Laporkan Masalah

Menguatnya Kesadaran Identitas Masyarakat Perbatasan Aceh: Representasi Etnis dan Kontestasi Agama di Singkil

MUHAJIR AL FAIRUSY, Prof. Dr. Irwan Abdullah; Dr. Setiadi, M.Si

2021 | Disertasi | DOKTOR ILMU-ILMU HUMANIORA

Studi ini mengurai, dan mendiskusikan peristiwa serta fenomena budaya menguatnya kesadaran identitas masyarakat Singkil sebagai salah satu kabupaten perbatasan di Aceh. Pemaknaan kabupaten perbatasan tidak hanya letak yang bersinggungan langsung dengan Provinsi Sumatera Utara. Pun, sebagai lokus pertemuan masyarakat lintas etnis dan agama. Masyarakat Singkil dapat diidentifikasi berdasar karakter teritorial pemukiman warga; Singkil pesisir dan hulu. Singkil pesisir merupakan masyarakat Singkil yang mendiami kawasan pesisir, dan dipengaruhi oleh kultur Melayu-Minang. Adapun Singkil hulu merupakan masyarakat yang dimaknai mendiami pemukiman aliran sungai Singkil. Secara genealogi, bahasa dan marga, Singkil hulu memiliki banyak kemiripan dengan suku Pakpak.
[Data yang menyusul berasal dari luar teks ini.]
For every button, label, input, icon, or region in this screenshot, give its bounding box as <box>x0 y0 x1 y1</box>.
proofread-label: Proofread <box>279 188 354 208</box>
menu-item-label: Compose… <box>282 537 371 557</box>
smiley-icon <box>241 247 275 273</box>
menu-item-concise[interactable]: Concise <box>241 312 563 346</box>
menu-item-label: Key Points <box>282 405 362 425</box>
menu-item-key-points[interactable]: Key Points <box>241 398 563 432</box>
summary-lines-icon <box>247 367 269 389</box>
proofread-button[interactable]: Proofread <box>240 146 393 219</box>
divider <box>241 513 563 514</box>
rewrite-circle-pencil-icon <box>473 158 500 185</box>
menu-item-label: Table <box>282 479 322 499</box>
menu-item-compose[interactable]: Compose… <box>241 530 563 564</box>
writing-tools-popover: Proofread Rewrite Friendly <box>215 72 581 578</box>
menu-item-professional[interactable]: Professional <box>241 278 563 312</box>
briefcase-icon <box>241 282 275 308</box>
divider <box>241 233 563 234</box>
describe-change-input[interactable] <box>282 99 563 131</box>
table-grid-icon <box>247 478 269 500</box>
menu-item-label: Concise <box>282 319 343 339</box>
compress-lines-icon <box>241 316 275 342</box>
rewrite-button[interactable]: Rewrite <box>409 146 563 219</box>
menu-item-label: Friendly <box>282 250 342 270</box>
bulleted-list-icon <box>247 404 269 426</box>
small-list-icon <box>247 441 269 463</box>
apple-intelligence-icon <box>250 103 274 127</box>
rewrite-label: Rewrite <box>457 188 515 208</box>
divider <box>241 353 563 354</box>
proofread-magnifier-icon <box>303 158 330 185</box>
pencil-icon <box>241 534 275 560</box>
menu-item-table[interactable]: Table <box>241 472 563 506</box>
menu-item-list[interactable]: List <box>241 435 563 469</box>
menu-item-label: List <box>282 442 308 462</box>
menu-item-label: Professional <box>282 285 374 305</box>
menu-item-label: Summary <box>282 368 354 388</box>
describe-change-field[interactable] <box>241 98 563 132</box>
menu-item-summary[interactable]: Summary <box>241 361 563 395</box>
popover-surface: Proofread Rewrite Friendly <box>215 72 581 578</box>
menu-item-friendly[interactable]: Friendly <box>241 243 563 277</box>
Namun, dalam kurun waktu dua dekade, sejak Singkil menjadi kabupaten sendiri tahun 1999, mulai muncul diskursus identitas Suku Singkil yang diprakarsai oleh beberapa aktor dan elit Singkil dari hulu, disertai penolakan terhadap identitas Pakpak yang diafiliasi dengan Singkil Hulu. Pertanyaan utama, mengapa identitas kelompok menguat di tengah kehidupan komunal masyarakat Singkil dalam kabupaten yang sama. Studi ini bertujuan untuk melihat lebih dalam representasi dan kontestasi identitas di tengah masyarakat Singkil. Metode penelitian yang digunakan adalah kualitatif dengan pendekatan etnografi. Penelitian dimulai dari pengamatan terlibat, wawancara tidak terstruktur dengan key informan dan informan masyarakat Singkil. Hasil penelitian menunjukkan jika kesadaran identitas menguat di tengah keragaman masyarakat Singkil disebabkan oleh kondisi sosial-politik, ekonomi dan diperkuat dengan peristiwa konflik agama. Selama ini, pembangunan yang ditengarai hanya bersinggungan dengan kawasan pesisir, mendorong munculnya stigma keterberkangan melekat pada warga Singkil hulu. Selanjutnya, kemunculan peristiwa konflik keagamaan sejak tahun 1969 antara penduduk Singkil Muslim dan Non Muslim menyangkut izin pendirian rumah ibadah tak kunjung selesai mendorong konstruksi identitas Singkil hulu. Peristiwa ini menjadi pemicu menguatnya kesadaran identitas masyarakat Singkil hulu menegasi diri sebagai suku Singkil dalam pengertian native yang beragama Islam, dan menolak definisi Singkil bagian dari Suku Pakpak, dan sebagai representasi kebangkitan jati diri masyarakat Singki hulu.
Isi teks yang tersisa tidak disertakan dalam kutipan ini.